Sosok yang punya ciri khas, dengan atribut fesyen, gaya berbusana nuansa bunga ini menulis stories, culture dan spirit dari tenun Sumba melalui sebuah buku. Bagaimana tenun ini bisa diaplikasikan dalam ragam momentum dan tidak ndeso, tapi keren.

Juga memotret hal-hal yang menyentuh “sisi lain” mengenai tenun Sumba, termasuk kehidupan wanita desa Watuhadang (kampung Pau Umabara) kecamatan Umalulu. Kabupaten Sumba Timur, Waingapu, NTT dengan latar belakang alam desanya.

Menghadirkan foto-foto artistik, memotret keindahan alam Sumba, pegunungan, ngarai yang indah dan hijaunya hamparan rumput dalam bukunya. Kuda-kuda yang secara alami berlarian dan memakan rumput.

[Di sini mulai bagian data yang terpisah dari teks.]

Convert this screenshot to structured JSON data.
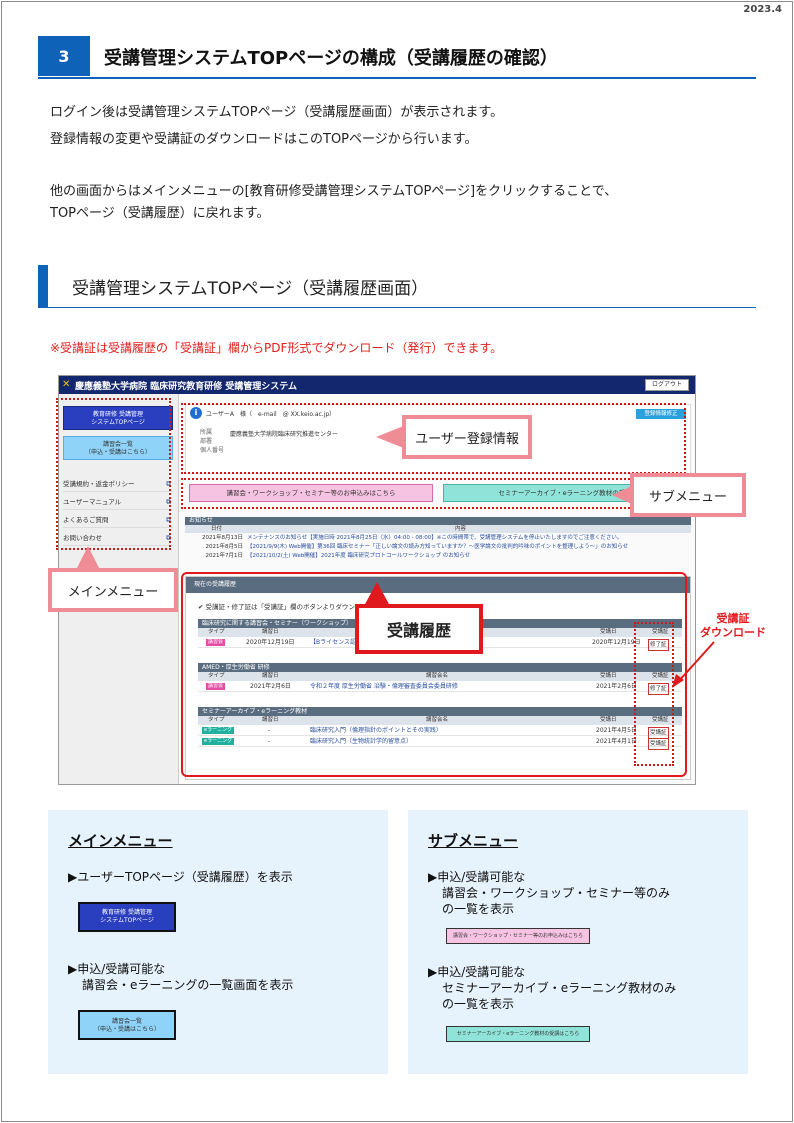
{
  "date": "2023.4",
  "section": {
    "number": "3",
    "title": "受講管理システムTOPページの構成（受講履歴の確認）"
  },
  "intro": {
    "line1": "ログイン後は受講管理システムTOPページ（受講履歴画面）が表示されます。",
    "line2": "登録情報の変更や受講証のダウンロードはこのTOPページから行います。",
    "line3": "他の画面からはメインメニューの[教育研修受講管理システムTOPページ]をクリックすることで、",
    "line4": "TOPページ（受講履歴）に戻れます。"
  },
  "subsection": {
    "title": "受講管理システムTOPページ（受講履歴画面）",
    "note": "※受講証は受講履歴の「受講証」欄からPDF形式でダウンロード（発行）できます。"
  },
  "shot": {
    "header_title": "慶應義塾大学病院 臨床研究教育研修 受講管理システム",
    "logout": "ログアウト",
    "menu_top_l1": "教育研修 受講管理",
    "menu_top_l2": "システムTOPページ",
    "menu_list_l1": "講習会一覧",
    "menu_list_l2": "（申込・受講はこちら）",
    "side_items": [
      "受講規約・返金ポリシー",
      "ユーザーマニュアル",
      "よくあるご質問",
      "お問い合わせ"
    ],
    "user_line": "ユーザーA　様（　e-mail　@ XX.keio.ac.jp）",
    "edit_button": "登録情報修正",
    "field_labels": [
      "所属",
      "部署",
      "個人番号"
    ],
    "org_name": "慶應義塾大学病院臨床研究推進センター",
    "pink_button": "講習会・ワークショップ・セミナー等のお申込みはこちら",
    "teal_button": "セミナーアーカイブ・eラーニング教材の受講",
    "notice_title": "お知らせ",
    "notice_cols": [
      "日付",
      "内容"
    ],
    "notices": [
      {
        "date": "2021年8月13日",
        "text": "メンテナンスのお知らせ【実施日時 2021年8月25日（水）04:00 - 08:00】※この時間帯で、受講管理システムを停止いたしますのでご注意ください。"
      },
      {
        "date": "2021年8月5日",
        "text": "【2021/9/9(木) Web開催】第36回 臨床セミナー「正しい論文の読み方知っていますか？～医学論文の批判的吟味のポイントを整理しよう～」のお知らせ"
      },
      {
        "date": "2021年7月1日",
        "text": "【2021/10/2(土) Web開催】2021年度 臨床研究プロトコールワークショップ のお知らせ"
      }
    ],
    "history_title": "現在の受講履歴",
    "history_note": "✔ 受講証・修了証は「受講証」欄のボタンよりダウンロード",
    "cols": [
      "タイプ",
      "講習日",
      "講習会名",
      "受講日",
      "受講証"
    ],
    "groups": [
      {
        "title": "臨床研究に関する講習会・セミナー（ワークショップ）",
        "rows": [
          {
            "type": "講習会",
            "date": "2020年12月19日",
            "name": "【Bライセンス認定",
            "attend": "2020年12月19日",
            "cert": "修了証"
          }
        ]
      },
      {
        "title": "AMED・厚生労働省 研修",
        "rows": [
          {
            "type": "講習会",
            "date": "2021年2月6日",
            "name": "令和２年度 厚生労働省 治験・倫理審査委員会委員研修",
            "attend": "2021年2月6日",
            "cert": "修了証"
          }
        ]
      },
      {
        "title": "セミナーアーカイブ・eラーニング教材",
        "rows": [
          {
            "type": "eラーニング",
            "date": "-",
            "name": "臨床研究入門（倫理指針のポイントとその実践）",
            "attend": "2021年4月5日",
            "cert": "受講証"
          },
          {
            "type": "eラーニング",
            "date": "-",
            "name": "臨床研究入門（生物統計学的留意点）",
            "attend": "2021年4月1日",
            "cert": "受講証"
          }
        ]
      }
    ]
  },
  "callouts": {
    "user_info": "ユーザー登録情報",
    "sub_menu": "サブメニュー",
    "main_menu": "メインメニュー",
    "history": "受講履歴",
    "download_l1": "受講証",
    "download_l2": "ダウンロード"
  },
  "panel_main": {
    "title": "メインメニュー",
    "item1": "▶ユーザーTOPページ（受講履歴）を表示",
    "item2_l1": "▶申込/受講可能な",
    "item2_l2": "講習会・eラーニングの一覧画面を表示"
  },
  "panel_sub": {
    "title": "サブメニュー",
    "item1_l1": "▶申込/受講可能な",
    "item1_l2": "講習会・ワークショップ・セミナー等のみ",
    "item1_l3": "の一覧を表示",
    "item2_l1": "▶申込/受講可能な",
    "item2_l2": "セミナーアーカイブ・eラーニング教材のみ",
    "item2_l3": "の一覧を表示",
    "mini_pink": "講習会・ワークショップ・セミナー等のお申込みはこちら",
    "mini_teal": "セミナーアーカイブ・eラーニング教材の受講はこちら"
  },
  "colors": {
    "accent_blue": "#0e62b8",
    "callout_pink": "#f08c96",
    "callout_red": "#e0191e"
  }
}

Alumnus MBA dari Southern New Hampshire University Amerika ini bahkan punya pemikiran, membeli hasil-hasil tenun untuk diolah lagi menjadi ragam media seperti baju, topi atau hal-hal yang menjadi tenun bisa go-internasional dan bisa membantu ekonomi desa si penenun.

Ria sendiri, akan membawa buku soal tenun ini ke pelbagai perpustakaan di seluruh Indonesia. Ia pencetus ide membuat perpustakaan keliling yang dinamakan “Kotan Pasaman” Library, dari nama ayahnya yang wafat tahun lalu.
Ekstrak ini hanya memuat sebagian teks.